Mark, this is the clearest explanation I've seen of why most cognitive training research is asking the wrong questions. The distinction you draw between near, intermediate, and far transfer is a point that's rarely articulated with such honesty in this field.

To perform effectively under pressure, one must be able to grasp, contrast, and reinterpret the relationships between different ideas. The current training is focused on the wrong level of abstraction, failing to address the cognitive demands of real-world performance.

Your seven design principles are a learning science manifesto disguised as a brain training specification.

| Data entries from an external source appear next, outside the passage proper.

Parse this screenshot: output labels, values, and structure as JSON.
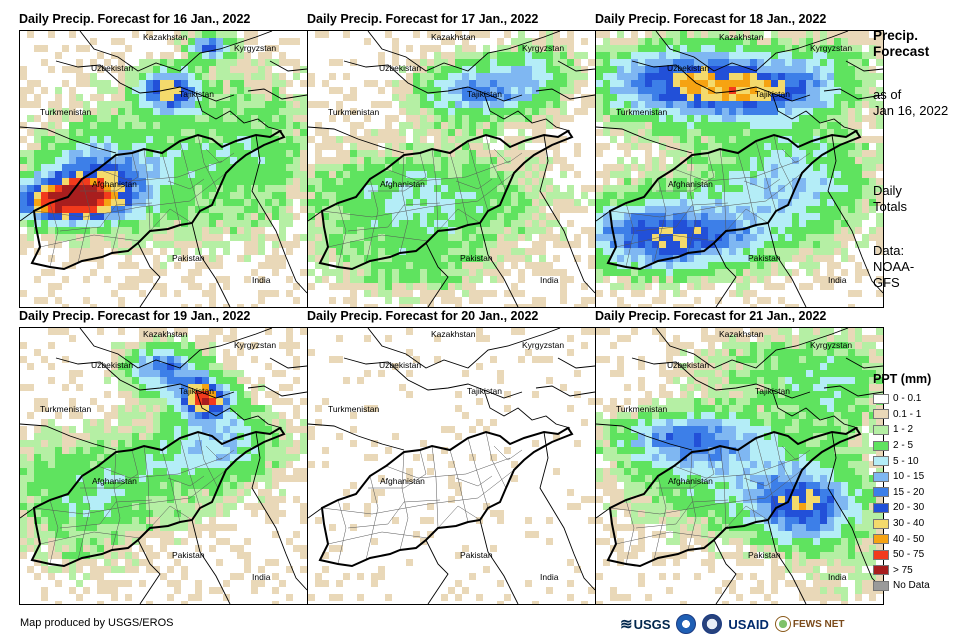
{
  "panels": [
    {
      "title": "Daily Precip. Forecast for 16 Jan., 2022",
      "pattern": "d16"
    },
    {
      "title": "Daily Precip. Forecast for 17 Jan., 2022",
      "pattern": "d17"
    },
    {
      "title": "Daily Precip. Forecast for 18 Jan., 2022",
      "pattern": "d18"
    },
    {
      "title": "Daily Precip. Forecast for 19 Jan., 2022",
      "pattern": "d19"
    },
    {
      "title": "Daily Precip. Forecast for 20 Jan., 2022",
      "pattern": "d20"
    },
    {
      "title": "Daily Precip. Forecast for 21 Jan., 2022",
      "pattern": "d21"
    }
  ],
  "map_labels": {
    "kazakhstan": "Kazakhstan",
    "kyrgyzstan": "Kyrgyzstan",
    "uzbekistan": "Uzbekistan",
    "tajikistan": "Tajikistan",
    "turkmenistan": "Turkmenistan",
    "afghanistan": "Afghanistan",
    "pakistan": "Pakistan",
    "india": "India"
  },
  "side": {
    "title_line1": "Precip.",
    "title_line2": "Forecast",
    "asof_line1": "as of",
    "asof_line2": "Jan 16, 2022",
    "totals_line1": "Daily",
    "totals_line2": "Totals",
    "data_line1": "Data:",
    "data_line2": "NOAA-",
    "data_line3": "GFS"
  },
  "legend": {
    "title": "PPT (mm)",
    "items": [
      {
        "label": "0 - 0.1",
        "color": "#ffffff"
      },
      {
        "label": "0.1 - 1",
        "color": "#e9d8b8"
      },
      {
        "label": "1 - 2",
        "color": "#b5efa4"
      },
      {
        "label": "2 - 5",
        "color": "#5fe35f"
      },
      {
        "label": "5 - 10",
        "color": "#b4edf7"
      },
      {
        "label": "10 - 15",
        "color": "#7fb7f2"
      },
      {
        "label": "15 - 20",
        "color": "#3d7fe8"
      },
      {
        "label": "20 - 30",
        "color": "#2250d8"
      },
      {
        "label": "30 - 40",
        "color": "#f4da6c"
      },
      {
        "label": "40 - 50",
        "color": "#f6a312"
      },
      {
        "label": "50 - 75",
        "color": "#f23a1c"
      },
      {
        "label": "> 75",
        "color": "#a81e1e"
      },
      {
        "label": "No Data",
        "color": "#9a9a9a"
      }
    ]
  },
  "credit": "Map produced by USGS/EROS",
  "logos": {
    "usgs": "USGS",
    "usaid": "USAID",
    "fewsnet": "FEWS NET"
  }
}
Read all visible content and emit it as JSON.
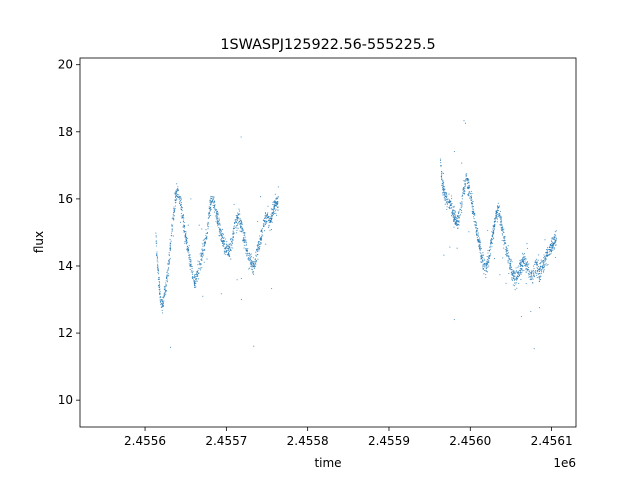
{
  "chart_data": {
    "type": "scatter",
    "title": "1SWASPJ125922.56-555225.5",
    "xlabel": "time",
    "ylabel": "flux",
    "x_offset_label": "1e6",
    "xlim": [
      2.45552,
      2.45613
    ],
    "ylim": [
      9.2,
      20.2
    ],
    "x_ticks": [
      2.4556,
      2.4557,
      2.4558,
      2.4559,
      2.456,
      2.4561
    ],
    "x_tick_labels": [
      "2.4556",
      "2.4557",
      "2.4558",
      "2.4559",
      "2.4560",
      "2.4561"
    ],
    "y_ticks": [
      10,
      12,
      14,
      16,
      18,
      20
    ],
    "y_tick_labels": [
      "10",
      "12",
      "14",
      "16",
      "18",
      "20"
    ],
    "grid": false,
    "marker_color": "#1f77b4",
    "series": [
      {
        "values_x": [
          2.455613,
          2.455615,
          2.455617,
          2.455619,
          2.455621,
          2.455623,
          2.455625,
          2.455627,
          2.455629,
          2.455631,
          2.455634,
          2.455637,
          2.45564,
          2.455643,
          2.455646,
          2.455649,
          2.455652,
          2.455655,
          2.455658,
          2.455661,
          2.455664,
          2.455667,
          2.45567,
          2.455673,
          2.455676,
          2.455679,
          2.455682,
          2.455685,
          2.455688,
          2.455691,
          2.455694,
          2.455697,
          2.4557,
          2.455703,
          2.455706,
          2.455709,
          2.455712,
          2.455715,
          2.455718,
          2.455721,
          2.455724,
          2.455727,
          2.45573,
          2.455733,
          2.455736,
          2.455739,
          2.455742,
          2.455745,
          2.455748,
          2.455751,
          2.455754,
          2.455757,
          2.45576,
          2.455762,
          2.455764
        ],
        "values_y": [
          15.2,
          14.2,
          13.6,
          13.0,
          12.8,
          13.0,
          13.3,
          13.6,
          14.0,
          14.6,
          15.3,
          15.9,
          16.3,
          16.0,
          15.5,
          15.0,
          14.6,
          14.2,
          13.8,
          13.5,
          13.7,
          14.0,
          14.3,
          14.6,
          15.0,
          15.6,
          16.0,
          15.8,
          15.5,
          15.2,
          14.9,
          14.7,
          14.5,
          14.4,
          14.6,
          15.0,
          15.3,
          15.5,
          15.2,
          14.9,
          14.6,
          14.3,
          14.1,
          14.0,
          14.2,
          14.5,
          14.8,
          15.1,
          15.4,
          15.5,
          15.3,
          15.6,
          15.8,
          15.9,
          15.8
        ]
      },
      {
        "values_x": [
          2.455963,
          2.455965,
          2.455968,
          2.455971,
          2.455974,
          2.455977,
          2.45598,
          2.455983,
          2.455986,
          2.455989,
          2.455992,
          2.455995,
          2.455998,
          2.456001,
          2.456004,
          2.456007,
          2.45601,
          2.456013,
          2.456016,
          2.456019,
          2.456022,
          2.456025,
          2.456028,
          2.456031,
          2.456034,
          2.456037,
          2.45604,
          2.456043,
          2.456046,
          2.456049,
          2.456052,
          2.456055,
          2.456058,
          2.456061,
          2.456064,
          2.456067,
          2.45607,
          2.456073,
          2.456076,
          2.456079,
          2.456082,
          2.456085,
          2.456088,
          2.456091,
          2.456094,
          2.456097,
          2.4561,
          2.456103,
          2.456106
        ],
        "values_y": [
          17.3,
          16.6,
          16.2,
          16.0,
          15.9,
          15.7,
          15.5,
          15.3,
          15.4,
          15.8,
          16.3,
          16.6,
          16.4,
          16.0,
          15.6,
          15.2,
          14.8,
          14.4,
          14.1,
          13.9,
          14.2,
          14.6,
          15.0,
          15.4,
          15.7,
          15.4,
          15.0,
          14.6,
          14.3,
          14.0,
          13.8,
          13.6,
          13.7,
          13.9,
          14.1,
          14.2,
          14.0,
          13.8,
          13.7,
          13.9,
          14.0,
          13.8,
          13.9,
          14.1,
          14.3,
          14.5,
          14.6,
          14.7,
          14.8
        ]
      }
    ]
  }
}
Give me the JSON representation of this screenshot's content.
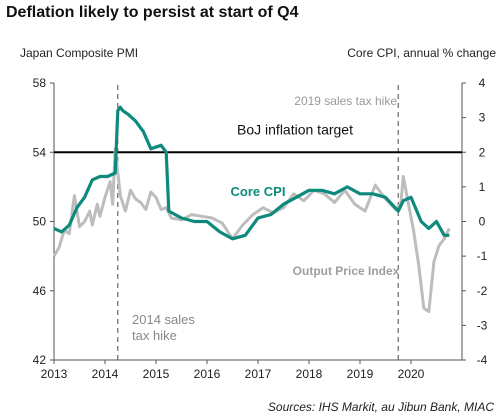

You have expertly applied established research: wrapper variation is encoding specificity; implementation intentions are Gollwitzer; spacing and delayed re-checking are Bjork and Cepeda; and strategy prompts are metacognitive monitoring. It seems you have distilled fifty years of cognitive psychology to answer the single, crucial question: "What would have to be true for far transfer to actually occur?"

IQ Mindware's transparency in not claiming to raise IQ is a commendable move. I wish more practitioners in related fields would adopt it. Much of what is currently marketed lacks evidential support, and the field would progress more rapidly if researchers were more willing to state this publicly.

Your piece raises a critical question that remains partially unanswered: How do we measure capability in domains where the very method of testing that capability is disputed? While brain training benefits from objective benchmarks, most workplace learning does not. The capability you're building is testable; the capabilities most L&D programs claim to build are not. This asymmetry warrants far more attention than it currently receives.